Investir dans les infrastructures
Ensuite, il faudrait relever le défi des infrastructures et les problèmes liés à la logistique. La promotion du partenariat public-privé (PPP) comme stratégie de financement des secteurs économiques s’amplifie sur le continent. Il faudra profiter de cette dynamique en permettant à l’État et au secteur privé de collaborer suivant un cadre légal précis et transparent.
En effet, le faible développement des services logistiques, le coût relativement élevé de l’approvisionnement en énergie électrique, le manque de contrôle dans les régulations existantes impactent des éléments clés de la distribution tels que la chaîne du froid, les services de stockage, de transport et de sauvegarde ainsi que le respect des dates de validité des produits.
Améliorer l’environnement des affaires
Enfin, il faudrait rendre le climat des affaires plus favorable à l’investissement privé.

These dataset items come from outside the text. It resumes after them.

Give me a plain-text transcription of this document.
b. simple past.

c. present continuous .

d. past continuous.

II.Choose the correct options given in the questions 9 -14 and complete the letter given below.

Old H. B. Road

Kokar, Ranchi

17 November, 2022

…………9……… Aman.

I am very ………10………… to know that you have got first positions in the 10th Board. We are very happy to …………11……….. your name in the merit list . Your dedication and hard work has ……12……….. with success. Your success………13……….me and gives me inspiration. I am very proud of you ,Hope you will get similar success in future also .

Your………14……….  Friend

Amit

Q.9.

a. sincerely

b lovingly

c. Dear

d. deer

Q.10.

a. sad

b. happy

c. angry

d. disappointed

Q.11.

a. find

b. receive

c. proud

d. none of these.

En Afrique subsaharienne, les économies ont les réglementations les moins favorables aux affaires.
Selon les données du Doing Business 2017, il faut 60 jours en moyenne pour effectuer un transfert de propriété, par exemple, contre seulement 22 jours pour la même transaction dans les économies à revenu élevé de l’OCDE. Le climat des affaires est aussi miné par plusieurs maux dont les barrières douanières, les taxes, les politiques économiques non favorables aux investissements, les tracasseries administratives, etc.
Il faudrait corriger ces dysfonctionnements en simplifiant les formalités réglementant l’accès des entreprises au marché pour un accroissement du nombre d’entreprises investissant dans le secteur des médicaments afin de fluidifier les échanges.
Un cadre macro-économique favorable à l’investissement privé est aussi indispensable, ce qui exige, de la part de l’État, une rationalisation de son train de vie afin d’offrir de la visibilité et de la confiance aux investisseurs privés en maîtrisant les déficits publics, commerciaux, l’inflation et l’endettement. La mise en confiance des investisseurs passe surtout par la protection des droits de propriété pour inciter à l’investissement lourd que nécessite le secteur du médicament.
L’Afrique est le second marché dynamique à l’échelle mondiale, après l’Asie-Pacifique. Pour répondre correctement à tous les besoins futurs, la stimulation de la demande par une politique redistributive est vouée à l’échec. Dès lors, la stimulation de l’offre est incontournable, notamment en exploitant les synergies entre acteurs publics et privés, afin de démocratiser l’accès aux médicaments en Afrique.
José Herbert Ahodode, agro socio-économiste béninois, acteur de la Société Civile.
Article publié en collaboration avec Libre Afrique.